Geltung der Reform nur für zukünftige Verträge

Die Änderungen sollen sämtlich nur für Verträge gelten, die nach Inkrafttreten des Gesetzes geschlossen werden.

Auch die Wirtschaft ist vom Reformvorhaben für faire Verbraucherverträge nicht begeistert

Dass die Reform das Gesetzgebungsverfahren ohne Modifikationen, insbesondere in Form von Abschwächungen, durchläuft, erscheint nach der umfassenden Kritik des DAV als eher zweifelhaft. Auch der „Verband Deutscher Kabelnetzbetreiber e.V.“ hat sich zur beabsichtigten Verkürzung von Vertragslaufzeiten bereits in einer schriftlichen Stellungnahme kritisch geäußert und verweist auf die hohen Investitionskosten im Zusammenhang mit dem Ausbau von Glasfasernetzen, die durch die Verkürzung der vertraglichen Bindungsdauer von Mobilfunkkunden konterkariert würde.

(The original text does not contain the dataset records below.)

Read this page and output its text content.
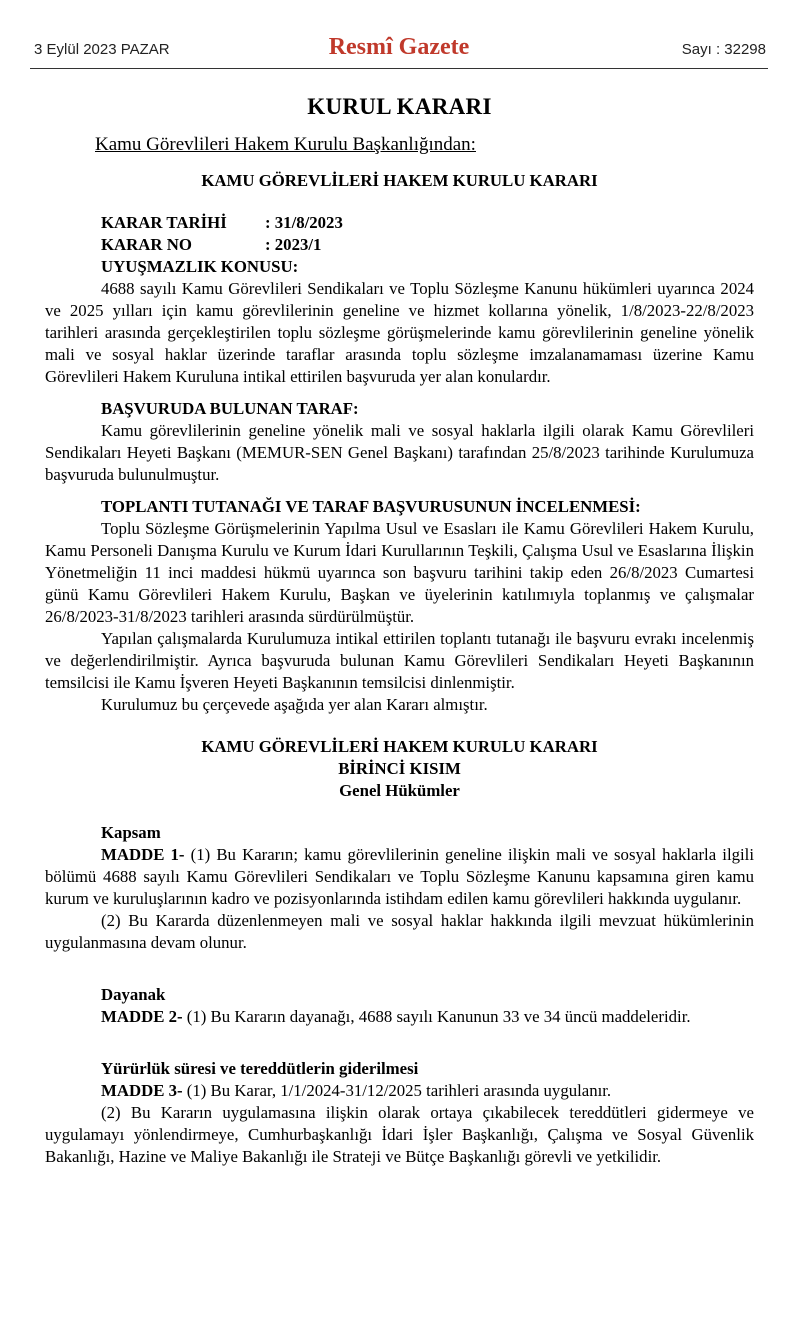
3 Eylül 2023 PAZAR	Resmî Gazete	Sayı : 32298
KURUL KARARI
Kamu Görevlileri Hakem Kurulu Başkanlığından:
KAMU GÖREVLİLERİ HAKEM KURULU KARARI
KARAR TARİHİ	: 31/8/2023
KARAR NO	: 2023/1
UYUŞMAZLIK KONUSU:

4688 sayılı Kamu Görevlileri Sendikaları ve Toplu Sözleşme Kanunu hükümleri uyarınca 2024 ve 2025 yılları için kamu görevlilerinin geneline ve hizmet kollarına yönelik, 1/8/2023-22/8/2023 tarihleri arasında gerçekleştirilen toplu sözleşme görüşmelerinde kamu görevlilerinin geneline yönelik mali ve sosyal haklar üzerinde taraflar arasında toplu sözleşme imzalanamaması üzerine Kamu Görevlileri Hakem Kuruluna intikal ettirilen başvuruda yer alan konulardır.

BAŞVURUDA BULUNAN TARAF:

Kamu görevlilerinin geneline yönelik mali ve sosyal haklarla ilgili olarak Kamu Görevlileri Sendikaları Heyeti Başkanı (MEMUR-SEN Genel Başkanı) tarafından 25/8/2023 tarihinde Kurulumuza başvuruda bulunulmuştur.

TOPLANTI TUTANAĞI VE TARAF BAŞVURUSUNUN İNCELENMESİ:

Toplu Sözleşme Görüşmelerinin Yapılma Usul ve Esasları ile Kamu Görevlileri Hakem Kurulu, Kamu Personeli Danışma Kurulu ve Kurum İdari Kurullarının Teşkili, Çalışma Usul ve Esaslarına İlişkin Yönetmeliğin 11 inci maddesi hükmü uyarınca son başvuru tarihini takip eden 26/8/2023 Cumartesi günü Kamu Görevlileri Hakem Kurulu, Başkan ve üyelerinin katılımıyla toplanmış ve çalışmalar 26/8/2023-31/8/2023 tarihleri arasında sürdürülmüştür.

Yapılan çalışmalarda Kurulumuza intikal ettirilen toplantı tutanağı ile başvuru evrakı incelenmiş ve değerlendirilmiştir. Ayrıca başvuruda bulunan Kamu Görevlileri Sendikaları Heyeti Başkanının temsilcisi ile Kamu İşveren Heyeti Başkanının temsilcisi dinlenmiştir.

Kurulumuz bu çerçevede aşağıda yer alan Kararı almıştır.

KAMU GÖREVLİLERİ HAKEM KURULU KARARI
BİRİNCİ KISIM
Genel Hükümler
Kapsam

MADDE 1- (1) Bu Kararın; kamu görevlilerinin geneline ilişkin mali ve sosyal haklarla ilgili bölümü 4688 sayılı Kamu Görevlileri Sendikaları ve Toplu Sözleşme Kanunu kapsamına giren kamu kurum ve kuruluşlarının kadro ve pozisyonlarında istihdam edilen kamu görevlileri hakkında uygulanır.

(2) Bu Kararda düzenlenmeyen mali ve sosyal haklar hakkında ilgili mevzuat hükümlerinin uygulanmasına devam olunur.

Dayanak

MADDE 2- (1) Bu Kararın dayanağı, 4688 sayılı Kanunun 33 ve 34 üncü maddeleridir.

Yürürlük süresi ve tereddütlerin giderilmesi

MADDE 3- (1) Bu Karar, 1/1/2024-31/12/2025 tarihleri arasında uygulanır.

(2) Bu Kararın uygulamasına ilişkin olarak ortaya çıkabilecek tereddütleri gidermeye ve uygulamayı yönlendirmeye, Cumhurbaşkanlığı İdari İşler Başkanlığı, Çalışma ve Sosyal Güvenlik Bakanlığı, Hazine ve Maliye Bakanlığı ile Strateji ve Bütçe Başkanlığı görevli ve yetkilidir.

Auch die geplante Bestätigungslösung für telefonisch geschlossene Energielieferverträge lehnt der Verband als unzulässigen Eingriff in die Vertragsfreiheit ab. Im Ergebnis hat der Referentenentwurf des BMJV auch in handwerklicher Hinsicht noch deutlichen Nachbesserungsbedarf.